Rappeuse noire anglophone montréalaise. Ce n’est pas toujours un titre facile à porter pour une artiste qui oeuvre dans le rap québécois. Pourtant, c’est bien la réalité de Tyleen, qui proposait son premier projet en carrière, le EP Fanta$y, il y a un peu plus d’une semaine. La MC signée chez Make It Rain Records qu’on a découverte sur la pièce Plan$ de Joe Rocca passe donc un cap avec ce EP où on découvre une rappeuse décomplexée, moderne et terre à terre. Rencontre téléphonique avec l’artiste de Lasalle.
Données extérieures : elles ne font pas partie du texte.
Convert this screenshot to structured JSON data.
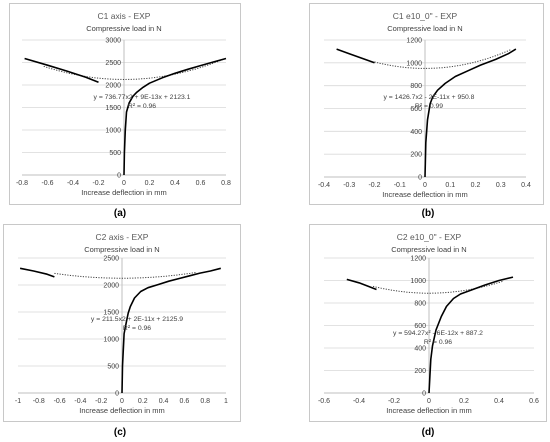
{
  "chart_data": [
    {
      "id": "a",
      "type": "line",
      "caption": "(a)",
      "title": "C1 axis - EXP",
      "ylabel": "Compressive load in N",
      "xlabel": "Increase deflection in mm",
      "xlim": [
        -0.8,
        0.8
      ],
      "ylim": [
        0,
        3000
      ],
      "xticks": [
        -0.8,
        -0.6,
        -0.4,
        -0.2,
        0,
        0.2,
        0.4,
        0.6,
        0.8
      ],
      "xtick_labels": [
        "-0.8",
        "-0.6",
        "-0.4",
        "-0.2",
        "0",
        "0.2",
        "0.4",
        "0.6",
        "0.8"
      ],
      "yticks": [
        0,
        500,
        1000,
        1500,
        2000,
        2500,
        3000
      ],
      "ytick_labels": [
        "0",
        "500",
        "1000",
        "1500",
        "2000",
        "2500",
        "3000"
      ],
      "equation": "y = 736.77x2 + 9E-13x + 2123.1",
      "r2": "R² = 0.96",
      "trend": {
        "a": 736.77,
        "b": 0,
        "c": 2123.1,
        "x": [
          -0.63,
          0.77
        ]
      },
      "series": [
        {
          "x": [
            -0.78,
            -0.6,
            -0.45,
            -0.3,
            -0.2
          ],
          "y": [
            2590,
            2440,
            2310,
            2170,
            2060
          ]
        },
        {
          "x": [
            0,
            0.003,
            0.01,
            0.02,
            0.04,
            0.07,
            0.1,
            0.15,
            0.2,
            0.3,
            0.4,
            0.5,
            0.6,
            0.7,
            0.8
          ],
          "y": [
            0,
            500,
            1000,
            1400,
            1600,
            1750,
            1840,
            1950,
            2040,
            2160,
            2260,
            2350,
            2430,
            2510,
            2590
          ]
        }
      ]
    },
    {
      "id": "b",
      "type": "line",
      "caption": "(b)",
      "title": "C1 e10_0\" - EXP",
      "ylabel": "Compressive load in N",
      "xlabel": "Increase deflection in mm",
      "xlim": [
        -0.4,
        0.4
      ],
      "ylim": [
        0,
        1200
      ],
      "xticks": [
        -0.4,
        -0.3,
        -0.2,
        -0.1,
        0,
        0.1,
        0.2,
        0.3,
        0.4
      ],
      "xtick_labels": [
        "-0.4",
        "-0.3",
        "-0.2",
        "-0.1",
        "0",
        "0.1",
        "0.2",
        "0.3",
        "0.4"
      ],
      "yticks": [
        0,
        200,
        400,
        600,
        800,
        1000,
        1200
      ],
      "ytick_labels": [
        "0",
        "200",
        "400",
        "600",
        "800",
        "1000",
        "1200"
      ],
      "equation": "y = 1426.7x2 - 2E-11x + 950.8",
      "r2": "R² = 0.99",
      "trend": {
        "a": 1426.7,
        "b": 0,
        "c": 950.8,
        "x": [
          -0.2,
          0.34
        ]
      },
      "series": [
        {
          "x": [
            -0.35,
            -0.3,
            -0.25,
            -0.2
          ],
          "y": [
            1120,
            1080,
            1040,
            1000
          ]
        },
        {
          "x": [
            0,
            0.003,
            0.01,
            0.02,
            0.03,
            0.05,
            0.08,
            0.12,
            0.17,
            0.22,
            0.28,
            0.33,
            0.36
          ],
          "y": [
            0,
            300,
            500,
            640,
            700,
            760,
            820,
            880,
            930,
            980,
            1030,
            1080,
            1120
          ]
        }
      ]
    },
    {
      "id": "c",
      "type": "line",
      "caption": "(c)",
      "title": "C2 axis - EXP",
      "ylabel": "Compressive load in N",
      "xlabel": "Increase deflection in mm",
      "xlim": [
        -1,
        1
      ],
      "ylim": [
        0,
        2500
      ],
      "xticks": [
        -1,
        -0.8,
        -0.6,
        -0.4,
        -0.2,
        0,
        0.2,
        0.4,
        0.6,
        0.8,
        1
      ],
      "xtick_labels": [
        "-1",
        "-0.8",
        "-0.6",
        "-0.4",
        "-0.2",
        "0",
        "0.2",
        "0.4",
        "0.6",
        "0.8",
        "1"
      ],
      "yticks": [
        0,
        500,
        1000,
        1500,
        2000,
        2500
      ],
      "ytick_labels": [
        "0",
        "500",
        "1000",
        "1500",
        "2000",
        "2500"
      ],
      "equation": "y = 211.5x2 + 2E-11x + 2125.9",
      "r2": "R² = 0.96",
      "trend": {
        "a": 211.5,
        "b": 0,
        "c": 2125.9,
        "x": [
          -0.65,
          0.72
        ]
      },
      "series": [
        {
          "x": [
            -0.98,
            -0.85,
            -0.72,
            -0.65
          ],
          "y": [
            2310,
            2260,
            2200,
            2150
          ]
        },
        {
          "x": [
            0,
            0.005,
            0.02,
            0.04,
            0.06,
            0.08,
            0.12,
            0.18,
            0.25,
            0.35,
            0.45,
            0.55,
            0.65,
            0.75,
            0.85,
            0.95
          ],
          "y": [
            0,
            500,
            1100,
            1300,
            1480,
            1600,
            1760,
            1880,
            1950,
            2010,
            2070,
            2120,
            2170,
            2220,
            2260,
            2310
          ]
        }
      ]
    },
    {
      "id": "d",
      "type": "line",
      "caption": "(d)",
      "title": "C2 e10_0\" - EXP",
      "ylabel": "Compressive load in N",
      "xlabel": "Increase deflection in mm",
      "xlim": [
        -0.6,
        0.6
      ],
      "ylim": [
        0,
        1200
      ],
      "xticks": [
        -0.6,
        -0.4,
        -0.2,
        0,
        0.2,
        0.4,
        0.6
      ],
      "xtick_labels": [
        "-0.6",
        "-0.4",
        "-0.2",
        "0",
        "0.2",
        "0.4",
        "0.6"
      ],
      "yticks": [
        0,
        200,
        400,
        600,
        800,
        1000,
        1200
      ],
      "ytick_labels": [
        "0",
        "200",
        "400",
        "600",
        "800",
        "1000",
        "1200"
      ],
      "equation": "y = 594.27x² - 6E-12x + 887.2",
      "r2": "R² = 0.96",
      "trend": {
        "a": 594.27,
        "b": 0,
        "c": 887.2,
        "x": [
          -0.32,
          0.42
        ]
      },
      "series": [
        {
          "x": [
            -0.47,
            -0.4,
            -0.35,
            -0.3
          ],
          "y": [
            1010,
            980,
            950,
            920
          ]
        },
        {
          "x": [
            0,
            0.005,
            0.01,
            0.02,
            0.04,
            0.07,
            0.1,
            0.14,
            0.18,
            0.25,
            0.32,
            0.4,
            0.48
          ],
          "y": [
            0,
            150,
            300,
            420,
            560,
            680,
            770,
            840,
            880,
            920,
            960,
            1000,
            1030
          ]
        }
      ]
    }
  ]
}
En conversation comme dans ses chansons, Tyleen donne une impression de légèreté. Si sa musique ne pousse pas aux réflexions profondes, elle permet plutôt de se laisser aller aux sons de basses lourdes et de la voix un brin nonchalante mais déterminée de l’artiste. Sur Fanta$y, cela donne une collection de six pièces homogènes qui présentent un univers musical conséquent et maîtrisé.

Assumer ses forces

Cet univers musical est parfois malheureusement relégué au second rang par le public rap d’ici, car Tyleen n’hésite pas à se dénuder devant l’oeil de la caméra, ce qui fait parler car la pratique est moins commune que sur la scène américaine, par exemple. Cependant, elle ne le fait pas par désir d’attention, mais bien parce qu’elle assume pleinement qui elle est. La rappeuse ne se gêne pas d’afficher ses préférences sexuelles dans sa musique, et si cette ouverture peut déranger, elle se veut aussi une démonstration de la force d’une femme qui décide d’assumer ouvertement son amour de la chair.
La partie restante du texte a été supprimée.